In contrast, immigrant advocacy organisations and local governments in Japan rarely encourage foreign residents to naturalise. Among a wide spectrum of immigrants and local officials alike, permanent residency is treated as the final step of immigrant political incorporation. Instead of providing information on and assistance in the naturalisation process, local governments and advocacy organisations have promoted immigrant rights as non-national local citizens, or ‘foreign resident citizens’ (gaikokujin shimin), not as potential Japanese citizens. For example, the ‘Multicultural Coexistence Promotion in Local Communities’ plan from the Ministry of Internal Affairs and Communication, which is based on ‘best practices’ by local governments with high concentrations of foreign residents, encourages foreign resident participation through support of key foreign resident leaders, the formation of foreign resident advisory bodies, and the promotion of foreign resident participation in local civic associations. And permanent residency in Japan comes with generous social welfare provisions, further lowering the incentive to naturalise. In contrast to Japan’s low naturalisation rates, the number of permanent residents has grown rapidly from approximately 63,500 in 1995 to more than one million in 2018, despite the ten-year continuous residency requirement (which is double that for naturalization applicants).

Mediating citizenship

As Diego Acosta points out for South American cases, multiple state and non-state actors can alter the incentives for naturalisation. While state policies set the structural boundaries of political incorporation, civil society and local communities establish the political learning environment for noncitizens. Some community organisations may supply valuable information and resources for immigrants who are considering naturalisation, ranging from referrals to lawyers to translations of citizenship exams and materials to financial support. Others may bring attention to the disincentives for naturalisation through stories of difficult procedures, negative experiences, and high social and financial costs. And when immigrants reside in communities where very few of their family, friends, and neighbours have naturalised, naturalisation may be seen as exceptional and anomalous, especially when citizenship is closely tied to ethnocultural identity.
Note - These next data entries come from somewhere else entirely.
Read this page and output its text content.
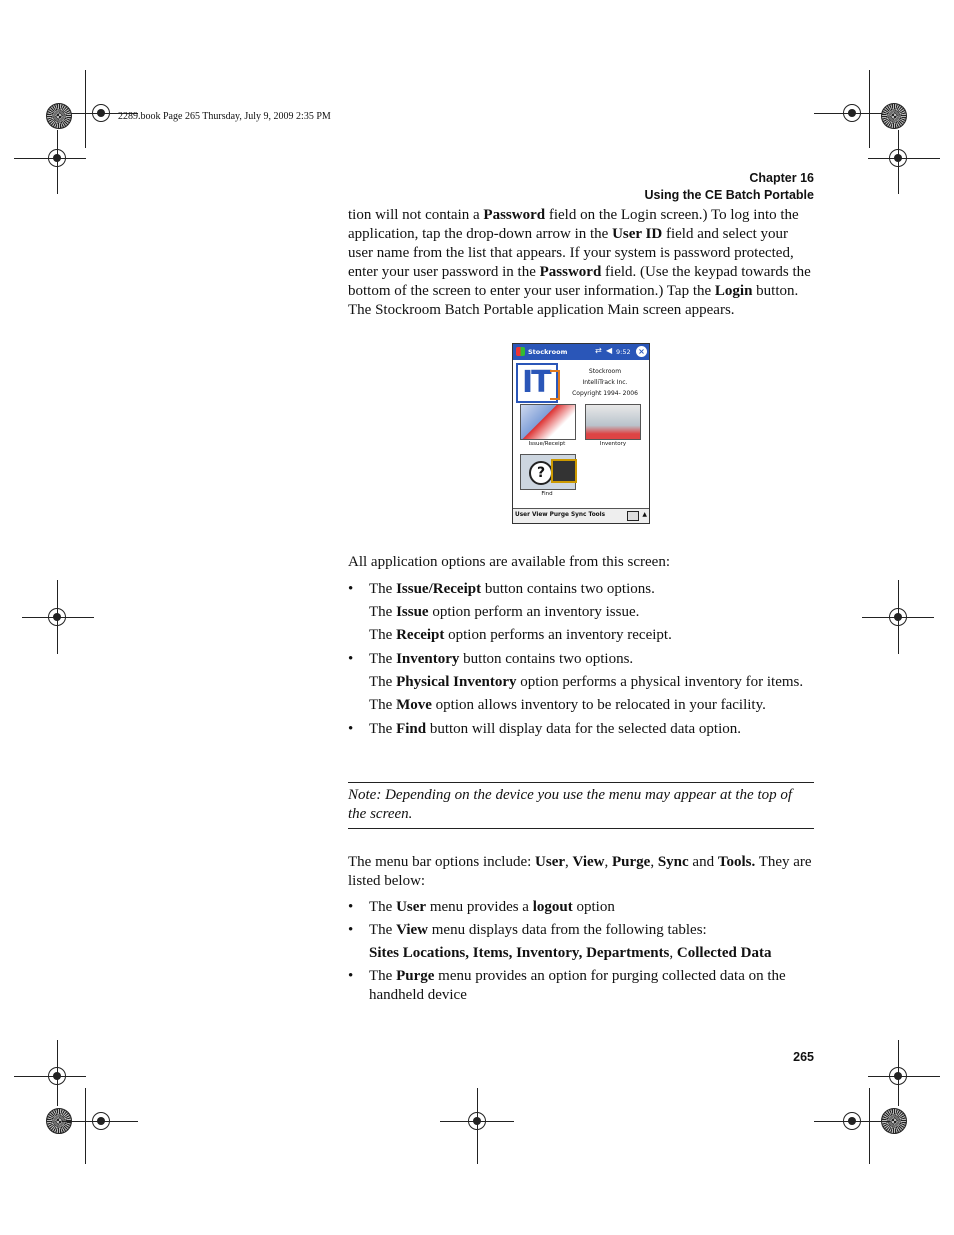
2289.book Page 265 Thursday, July 9, 2009 2:35 PM
Chapter 16
Using the CE Batch Portable

tion will not contain a Password field on the Login screen.) To log into the application, tap the drop-down arrow in the User ID field and select your user name from the list that appears. If your system is password protected, enter your user password in the Password field. (Use the keypad towards the bottom of the screen to enter your user information.) Tap the Login button. The Stockroom Batch Portable application Main screen appears.

Stockroom	⇄ ◀ 9:52 ×
IT	Stockroom
IntelliTrack Inc.
Copyright 1994- 2006
Issue/Receipt	Inventory
?
Find
User View Purge Sync Tools	▲

All application options are available from this screen:

• The Issue/Receipt button contains two options.

The Issue option perform an inventory issue.

The Receipt option performs an inventory receipt.

• The Inventory button contains two options.

The Physical Inventory option performs a physical inventory for items.

The Move option allows inventory to be relocated in your facility.

• The Find button will display data for the selected data option.

Note: Depending on the device you use the menu may appear at the top of the screen.

The menu bar options include: User, View, Purge, Sync and Tools. They are listed below:

• The User menu provides a logout option

• The View menu displays data from the following tables:

Sites Locations, Items, Inventory, Departments, Collected Data

• The Purge menu provides an option for purging collected data on the handheld device

265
Rather than view political incorporation as a unilinear process by which states integrate individual noncitizens into the polity, the East Asian cases remind us that it is a relational process. By shaping how noncitizens negotiate citizenship policies and practices, civil society actors in particular play a critical role in determining whether naturalisation is a normal or exceptional step in political incorporation. Unblocking access to citizenship thus requires more than reforms to naturalisation procedures. We need to critically analyse how meso-level institutions and actors mediate the opportunities and hurdles for citizenship acquisition.


Notes

[i] This essay draws on prior research published as Erin Aeran Chung (2010) Immigration and Citizenship in Japan; Erin Aeran Chung, Darcie Draudt, and Yunchen Tian (2020) ‘Regulating Membership and Movement at the Meso-Level: Citizen-Making and the Household Registration System in East Asia,’ Citizenship Studies; and Erin Aeran Chung (forthcoming September 2020) Immigrant Incorporation in East Asian Democracies.